Once Earth became more habitable, the descendants of the common ancestor fanned out. They spread across the seafloor, growing into lush microbial mats and reefs. Continents swelled up, and early organisms moved ashore, forming crusts and varnishes. Along the way they evolved new ways to feed and grow. Some bacteria and archaea consumed carbon dioxide and used iron or other chemicals from deep-sea vents as a source of energy. They built up a supply of organic carbon that other microbes began to feed on.
E. coli may descend from those ancient scroungers. Its ancestors certainly could not have been living inside humans 3 billion years ago, or inside any other animal for that matter. Some of E. coli’s closest living relatives (a group collectively known as gamma-proteobacteria) offer some clues to what E. coli’s ancestors might have been doing then. Some eat oil that oozes from cracks in the seafloor. Others li
ve on the sides of undersea volcanoes, where they glue themselves to passing bits of proteins. E. coli may have acquired its metabolism from such carbon-scrounging ancestors.
E. coli’s complex social life—forming biofilms, waging wars with colicins, and so on—may have also had its origins in free-living ancestors in the ocean. Aquatic microbes today have intensely social lives, living mainly in biofilms rather than floating alone as individuals.
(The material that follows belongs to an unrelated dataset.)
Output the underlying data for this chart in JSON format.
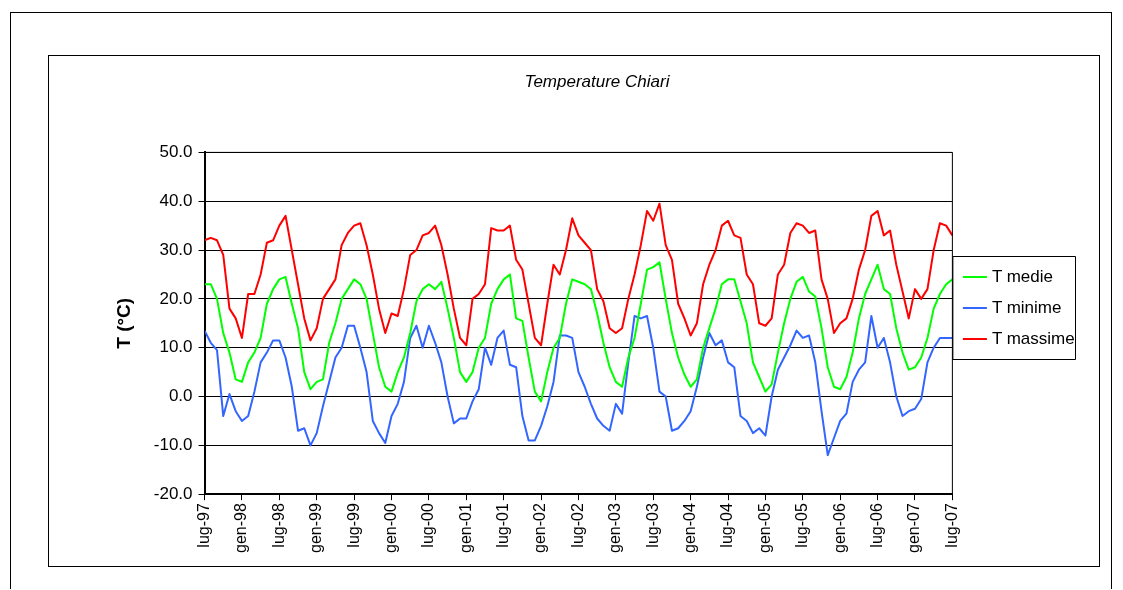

About 2.5 billion years ago, the ancestors of E. coli were rocked by a planetwide catastrophe: oxygen began to build up in the atmosphere. To us oxygen is essential to life, but on the early Earth it was poison. Initially the planet’s atmosphere was a smoggy mix of molecules, including heat-trapping methane produced by bacteria and archaea. Free oxygen was rare, in part because the molecules rapidly reacted with iron and other elements to form new molecules. Life changed the planet’s chemistry when some bacteria evolved the ability to capture sunlight. They gave off oxygen as waste, and after 200 million years it began to build up in the atmosphere. Unless an organism can protect itself, oxygen can be lethal. Thanks to its atomic structure, oxygen is eager to attack other molecules, wresting away atoms to bond with. The new oxygen-bearing molecules can roam through a cell, wrecking DNA and other molecules they encounter.
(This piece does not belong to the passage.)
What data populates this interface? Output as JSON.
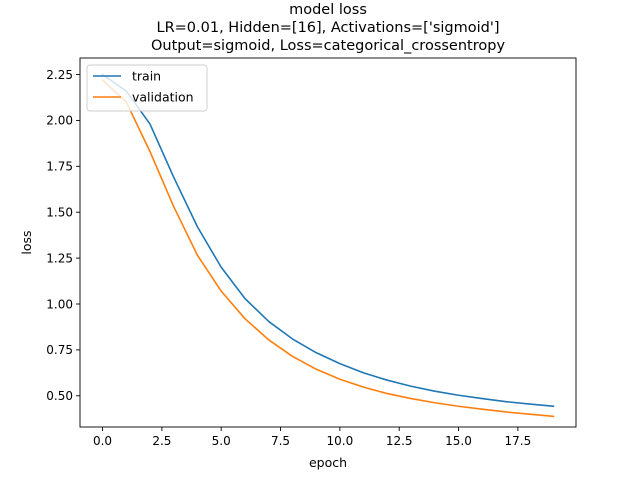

For the first billion and a half years of life, the planet had been mercifully free of the oxygen menace. And then, 2.5 billion years ago, oxygen levels rose tenfold. The oxygen revolution may have driven many species extinct, while others found refuge in places where oxygen levels remained low—deep inside mudflats, for example, or at the bottom of the ocean. But some species, including the ancestors of E. coli, adapted. They acquired genes that protected them from oxygen’s toxic effects. Once shielded, their metabolism evolved to take advantage of oxygen, using it to get energy out of their food far more efficiently than before. Today E. coli can still switch back and forth between its ancient oxygen-free metabolism and its newer network, depending on how much oxygen it senses in its environment.